Some black leaders say Obama's political success means it's time to shift away from the dialogue of victimhood.

"Racism is no longer the primary obstacle to black progress. With the election of a black man whose middle name is Hussein, the rhetoric of white racism is off the table," declared the Rev. Eugene Rivers, a Boston-based minister with a national agenda and a history of taking controversial stands. "Black people don't want to hear it. White people don't want to hear it. . . . The old school is over."

By "old school," Rivers is referring to what he calls the "professional protest leadership" represented by civil rights activists like Jackson. That worldview, said Rivers, calls for "decrying inequality" and blaming white racism for all the problems of African-Americans.

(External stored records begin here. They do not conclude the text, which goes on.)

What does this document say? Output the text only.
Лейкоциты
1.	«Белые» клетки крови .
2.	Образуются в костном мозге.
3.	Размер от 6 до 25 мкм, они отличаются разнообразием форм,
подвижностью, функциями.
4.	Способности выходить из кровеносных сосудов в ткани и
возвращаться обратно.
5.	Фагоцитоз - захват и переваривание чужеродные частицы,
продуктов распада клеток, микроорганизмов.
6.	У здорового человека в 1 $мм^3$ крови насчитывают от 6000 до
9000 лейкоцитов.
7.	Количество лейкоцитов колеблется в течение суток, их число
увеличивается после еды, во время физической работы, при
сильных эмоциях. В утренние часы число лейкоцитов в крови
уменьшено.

Kevin Peterson, a Boston community activist who runs the Ella J. Baker House in Dorchester, also calls for a new brand of black leadership. "Obama's success this political cycle represents a new style," Peterson said. "The notion that black people need to employ racially polarizing stances is now extinct. There are more effective ways to get things done for our communities than being accusatory."

At the same time, major disparities in income and education continue to separate black and white America; gang violence takes the lives of black teenagers in cities across America; and a generation of black men call prison their home. Community leaders want these problems solved somehow.

Said the Rev. Mark Scott, another Boston-based minister, "You can't say it's because of racism. You can't just say, 'Pull your pants up.' You have to ask, 'What work are we going to do to close the gaps?' "

During the campaign, Obama was forced to break with the racially polarizing rhetoric of his longtime pastor, the Rev. Jeremiah Wright. In his speech on race, Obama faulted Wright for failing to recognize the country's racial progress. However, he did not cut Wright loose until the minister reignited the controversy with more polarizing remarks.

Obama did not escape criticism for some of his own remarks, including a reference to his grandmother as "a typical white person." But he stayed away from the inflammatory rhetoric of the past.

Last summer, Jackson was caught on videotape making crude remarks about Obama and accusing the presidential candidate of "talking down to black people." He was scolded by his son, Representative Jesse Jackson Jr., who served as co-chairman of Obama's presidential campaign and is now being mentioned as a contender for Obama's US Senate seat.

With Obama's victory, the torch is passing to a new generation of black leaders. But they still face some of the same old challenges.